Recogerse

En mis años mozos los días santos (de retiro y reflexión) se volvían ‘de gloria’ al anochecer del sábado, como hoy mismo. Cuántas semanas de supuesto recogimiento no habré vivido, al menos en forma parcial y cada vez menos, pero, eso sí, quien las necesita mucho ahora es el cuestionado presidente si bien este escribano no cree ya que sea capaz de entender sus graves errores y corregirlos.

Miren, estos días han resaltado los ataques presidenciales al INE en anticipación a las elecciones, así como a periodistas exitosos o defensores de periodistas, al igual que a autoridades estadounidenses sobre todo en materia de derechos humanos, con el apoyo ciego de sus desprestigiados leales en el liderato de la Cámara de Senadores y en la presidencia de su partido. También les han tocado a quienes apoyan a los críticos en los medios o el sector privado.

Los reveladores ataques resultan despiadados y, al no poder desmentirlos, se busca descalificar personas por cualquier vía, incluso usando y degradando un importante periódico como es La Jornada. Va, pues, duro con los periodistas que no se le rinden o que lo cuestionan… en contra de la libertad de expresión, lo cual no pasa desapercibido a nivel internacional.

Luego de la fracasada promoción de su absurda contrarreforma eléctrica, incluso con mentiras e intentos de manipulación por parte de experimentados funcionarios, se le ve más desesperado y errático ante los meses tan difíciles que se avecinan. No está nada claro qué podrá hacer con todas las complicaciones que se vienen.

Los intentos de distraer con respecto a ciertos problemas también nos alejan de sus posibles soluciones, y debe haber límites en escenarios y procesos en que muchos problemas distraen de muchos otros problemas, sin salidas visibles en un deterioro general. La economía y la seguridad han pasado a segundo plano, pero van a resurgir con fuerza inusitada.

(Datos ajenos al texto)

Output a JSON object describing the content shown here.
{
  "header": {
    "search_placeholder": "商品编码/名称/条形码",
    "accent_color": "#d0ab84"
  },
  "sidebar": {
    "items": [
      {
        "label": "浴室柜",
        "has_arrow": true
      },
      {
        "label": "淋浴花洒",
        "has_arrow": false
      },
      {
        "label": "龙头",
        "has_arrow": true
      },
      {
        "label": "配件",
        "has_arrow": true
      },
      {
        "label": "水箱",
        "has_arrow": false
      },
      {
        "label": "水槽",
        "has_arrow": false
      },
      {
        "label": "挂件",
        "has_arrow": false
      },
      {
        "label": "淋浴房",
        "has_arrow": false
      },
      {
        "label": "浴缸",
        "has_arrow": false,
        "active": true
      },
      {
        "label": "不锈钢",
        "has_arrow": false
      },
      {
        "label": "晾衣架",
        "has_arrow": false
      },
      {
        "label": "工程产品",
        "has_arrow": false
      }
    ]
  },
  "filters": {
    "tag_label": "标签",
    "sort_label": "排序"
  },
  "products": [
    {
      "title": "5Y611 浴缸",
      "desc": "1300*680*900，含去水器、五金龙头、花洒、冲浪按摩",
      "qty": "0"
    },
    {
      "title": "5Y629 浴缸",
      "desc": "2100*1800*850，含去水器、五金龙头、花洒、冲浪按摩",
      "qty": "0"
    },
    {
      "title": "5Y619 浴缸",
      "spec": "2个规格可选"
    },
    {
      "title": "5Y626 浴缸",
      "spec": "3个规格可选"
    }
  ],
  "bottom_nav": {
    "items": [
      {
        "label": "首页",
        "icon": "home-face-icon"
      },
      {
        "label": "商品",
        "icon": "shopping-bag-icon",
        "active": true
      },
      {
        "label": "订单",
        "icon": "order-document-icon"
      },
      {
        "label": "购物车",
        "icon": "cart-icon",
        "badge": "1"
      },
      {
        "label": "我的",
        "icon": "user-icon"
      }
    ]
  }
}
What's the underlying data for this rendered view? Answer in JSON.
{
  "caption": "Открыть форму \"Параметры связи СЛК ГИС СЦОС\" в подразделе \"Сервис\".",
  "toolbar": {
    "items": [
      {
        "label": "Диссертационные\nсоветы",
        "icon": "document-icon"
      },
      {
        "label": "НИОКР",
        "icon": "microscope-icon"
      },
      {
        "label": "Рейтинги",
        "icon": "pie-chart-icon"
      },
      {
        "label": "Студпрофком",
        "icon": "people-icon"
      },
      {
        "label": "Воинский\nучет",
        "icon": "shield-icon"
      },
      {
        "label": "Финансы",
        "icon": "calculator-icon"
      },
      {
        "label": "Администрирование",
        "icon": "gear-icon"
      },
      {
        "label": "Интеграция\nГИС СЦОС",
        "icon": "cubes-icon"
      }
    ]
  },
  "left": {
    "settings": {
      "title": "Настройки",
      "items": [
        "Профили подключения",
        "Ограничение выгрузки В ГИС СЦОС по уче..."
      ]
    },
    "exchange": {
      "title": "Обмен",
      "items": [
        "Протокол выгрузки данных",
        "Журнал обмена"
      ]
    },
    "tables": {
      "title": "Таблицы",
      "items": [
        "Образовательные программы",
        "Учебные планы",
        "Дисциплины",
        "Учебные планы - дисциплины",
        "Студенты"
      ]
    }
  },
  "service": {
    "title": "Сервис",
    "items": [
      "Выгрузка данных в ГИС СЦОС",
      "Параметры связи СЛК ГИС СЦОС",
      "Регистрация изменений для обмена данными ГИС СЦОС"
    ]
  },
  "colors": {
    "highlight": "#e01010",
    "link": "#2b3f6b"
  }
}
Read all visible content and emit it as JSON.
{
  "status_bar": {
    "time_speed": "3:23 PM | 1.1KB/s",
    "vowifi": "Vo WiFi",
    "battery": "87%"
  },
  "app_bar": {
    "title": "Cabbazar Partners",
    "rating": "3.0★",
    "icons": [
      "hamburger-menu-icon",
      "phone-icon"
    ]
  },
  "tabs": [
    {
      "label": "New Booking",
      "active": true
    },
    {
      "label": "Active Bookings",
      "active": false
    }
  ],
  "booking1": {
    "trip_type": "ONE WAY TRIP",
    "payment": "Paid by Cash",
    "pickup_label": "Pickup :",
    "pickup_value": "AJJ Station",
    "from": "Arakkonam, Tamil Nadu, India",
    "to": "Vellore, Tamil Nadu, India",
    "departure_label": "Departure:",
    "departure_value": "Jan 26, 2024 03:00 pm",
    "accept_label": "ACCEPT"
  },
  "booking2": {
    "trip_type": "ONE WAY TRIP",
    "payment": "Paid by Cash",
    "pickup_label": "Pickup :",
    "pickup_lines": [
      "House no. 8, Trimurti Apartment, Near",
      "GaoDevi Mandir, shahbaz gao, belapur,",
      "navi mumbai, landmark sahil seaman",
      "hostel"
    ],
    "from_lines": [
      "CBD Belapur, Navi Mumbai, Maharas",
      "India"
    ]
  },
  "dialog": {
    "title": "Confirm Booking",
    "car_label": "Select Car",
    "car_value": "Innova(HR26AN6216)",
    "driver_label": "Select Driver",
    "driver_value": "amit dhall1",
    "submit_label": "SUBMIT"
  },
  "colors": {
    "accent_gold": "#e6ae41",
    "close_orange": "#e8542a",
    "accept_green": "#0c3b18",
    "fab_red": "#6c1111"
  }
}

Parte del enojo presidencial viene de que —como ha dicho él mismo— es el presidente más insultado de la historia de México (lo cual incluye a toda su familia), aunque eso se asocia en buena medida a que también es quien más ha agredido a sus crecientes enemigos reales o inventados. La mayor desgracia es que no reconoce nada y tampoco corrige nada, al estar tan preocupado por su imagen personal y de popularidad.

Sin duda, debería recordar que la humildad es la base de toda grandeza, pero no sólo en los discursos. De hecho, oigan, tenemos que subrayar que la humildad no es pensar menos de ti, sino pensar menos en ti.

En fin, ojalá que estos días le sirvan al país de la mejor forma posible. Apoyemos y defendamos al Instituto Nacional Electoral, a la libertad de expresión y manifestación, a todas las instituciones que deben actuar como contrapesos a un poder desmedido, a los médicos que siguen expuestos sin vacunas frente al Covid-19, a la perspectiva económica de nuestro país ante la globalización y la competencia internacional que, para bien y para mal, nos vincula al país más poderoso del mundo.

* A LO LARGO DE los quince estados que pronto elegirán gobernador se van produciendo cambios en las preferencias ciudadanas por diversas razones. De 14 estados probables para Morena hace unos meses, el movimiento o partido en el poder a nivel nacional encara sólo seis “seguros”, dos dudosos y otros siete con probabilidades de triunfo opositor: Querétaro, Guerrero, San Luis Potosí, Nuevo León, Michoacán y Sonora.

Hace unos meses comenté aquí un poco sobre todo ello y ya lo haré con más detalle y actualización en futuras colaboraciones, pero ahora acaso puede adelantarse que algunos morenistas tratan de defender a sus cuestionados candidatos mediante el ofrecimiento de viejas e ingenuas esperanzas o, directamente, a partir de la distribución de apoyos en efectivo o la popularidad del presidente (vista como ‘aprobación de desempeño’) y la aceleración de la obligada campaña de vacunación (a pesar de sus fallas y retrasos) a fin de defenderse del antes menospreciado coronavirus. Habrá que ver qué tanto les funciona todavía.